> * Programmers resistance to AI assisted programming has lowered considerably. Even if LLMs make mistakes, the ability of LLMs to deliver useful code and hints improved to the point most skeptics started to use LLMs anyway: now the return on the investment is acceptable for many more folks.

Could not agree more. I myself started 2025 being very skeptical, and finished it very convinced about the usefulness of LLMs for programming. I have also seen multiple colleagues and friends go through the same change of appreciation.

I noticed that for certain task, our productivity can be multiplied by 2 to 4. So hence comes my doubts: are we going to be too many developers / software engineers ? What will happen for the rests of us ?
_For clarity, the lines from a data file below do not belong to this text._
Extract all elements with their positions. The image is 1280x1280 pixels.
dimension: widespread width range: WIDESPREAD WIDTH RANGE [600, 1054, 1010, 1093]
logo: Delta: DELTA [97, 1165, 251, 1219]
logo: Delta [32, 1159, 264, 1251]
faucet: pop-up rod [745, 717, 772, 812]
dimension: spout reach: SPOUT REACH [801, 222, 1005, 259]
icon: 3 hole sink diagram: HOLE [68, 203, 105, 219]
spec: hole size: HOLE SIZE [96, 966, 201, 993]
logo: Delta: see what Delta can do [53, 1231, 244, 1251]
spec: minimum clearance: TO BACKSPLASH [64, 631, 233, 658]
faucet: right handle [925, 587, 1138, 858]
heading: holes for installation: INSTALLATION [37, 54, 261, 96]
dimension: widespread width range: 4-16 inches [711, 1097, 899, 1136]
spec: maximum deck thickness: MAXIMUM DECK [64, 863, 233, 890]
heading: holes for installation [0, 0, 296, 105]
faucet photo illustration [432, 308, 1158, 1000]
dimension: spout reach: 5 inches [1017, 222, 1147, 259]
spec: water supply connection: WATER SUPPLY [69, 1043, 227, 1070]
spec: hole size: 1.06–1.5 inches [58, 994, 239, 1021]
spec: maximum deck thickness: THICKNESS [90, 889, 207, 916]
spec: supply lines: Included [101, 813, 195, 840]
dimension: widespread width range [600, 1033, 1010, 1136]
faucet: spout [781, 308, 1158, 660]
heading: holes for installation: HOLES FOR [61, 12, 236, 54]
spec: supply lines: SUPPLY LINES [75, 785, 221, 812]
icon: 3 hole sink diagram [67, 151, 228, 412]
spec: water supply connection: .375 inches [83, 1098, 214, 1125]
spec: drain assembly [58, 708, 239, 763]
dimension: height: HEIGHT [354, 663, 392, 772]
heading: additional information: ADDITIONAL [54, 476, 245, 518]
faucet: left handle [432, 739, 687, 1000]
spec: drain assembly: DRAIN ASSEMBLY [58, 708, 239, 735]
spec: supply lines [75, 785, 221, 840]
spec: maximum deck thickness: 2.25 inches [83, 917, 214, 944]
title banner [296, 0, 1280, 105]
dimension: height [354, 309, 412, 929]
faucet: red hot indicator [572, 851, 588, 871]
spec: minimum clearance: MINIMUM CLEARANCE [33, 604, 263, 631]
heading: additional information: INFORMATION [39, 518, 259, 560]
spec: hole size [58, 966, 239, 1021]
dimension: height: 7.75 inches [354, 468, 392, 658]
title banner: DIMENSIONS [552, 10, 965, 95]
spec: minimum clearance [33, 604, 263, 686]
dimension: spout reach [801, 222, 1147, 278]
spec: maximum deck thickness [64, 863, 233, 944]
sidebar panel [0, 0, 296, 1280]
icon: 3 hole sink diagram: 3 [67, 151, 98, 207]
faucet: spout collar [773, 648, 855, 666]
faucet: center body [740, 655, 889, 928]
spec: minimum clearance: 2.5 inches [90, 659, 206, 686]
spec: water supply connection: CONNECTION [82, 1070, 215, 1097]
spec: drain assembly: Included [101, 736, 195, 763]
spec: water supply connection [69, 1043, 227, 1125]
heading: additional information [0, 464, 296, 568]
I assume that other fields (other than software-related) should also benefits from the same productivity boosts. I wonder if our society is ready to accept that people should work less. I think the more likely continuation is that companies will either hire less, or fire more, instead of accepting to pay the same for less hours of human-work.

> Are we going to be too many developers / software engineers ? What will happen for the rests of us?

I propose that we should raise the bar for the quality of software now.

I don't think that will happen because it hasn't for other technological improvements. In the end people pay for "good enough" and that's that. If "good enough" is now cheaper to implement that's all they will do. I've seen it in other technologies. As an example due to more precise manufacturing many manufacturers have used it to cheapen things like cars, electronics, etc just to the point where it passes warranty mostly; in the old days they had to "overbuild" to get it to that point putting more quality into the product.

Quality is a risk mitigation strategy; if software is disposable just like cheap manufactured goods most people won't pay for it thinking they can just "build another one". What we don't realise is due to sheer cost of building software we've wanted quality because its too expensive to fix later; AI could change that.

Hoping we invest in quality, more software (which has a price inelastic curve mostly due to scale/high ROI) etc I'm starting to think is just false hope from people in the tech industry that want to be optimistic which generally is in our nature. Tech people understand very little about economics most of the time and how people outside tech (your customers) generally operate. My reflection is mostly I need to pivot out of software; it will be commoditized.

Yes, certainly agree. A few days ago here there was this blog claiming how formal verification would become widely more used with AI. The author claiming that AI will help us with the difficulty barrier to write formal proofs.

I'm not sure that it will scale to other fields other than coding and math. The approach with RLVR makes it more amenable to STEM fields in general and most jobs believe it or not aren't that. The level of open source software with good test suites effectively gave them all the training material they needed; most professions won't provide that knowing that they will be giving their moat away. LLM's to other fields from my understanding still exhibit the same hallucination rates if only mildly improved especially if there isn't public internet material in that field.

We have to accept in the end that coding/SWE is one of the most disrupted fields from this breed of AI. Disruption unfortunately probably means less jobs overall. The profession is on trend to disrupting and automating itself I think; plan accordingly. I've seen so many articles claiming its great we didn't learn to code now; that's what the AI's have done.

I like to think of it as adding new lanes to a highway. More will be delivered until it all jams up again.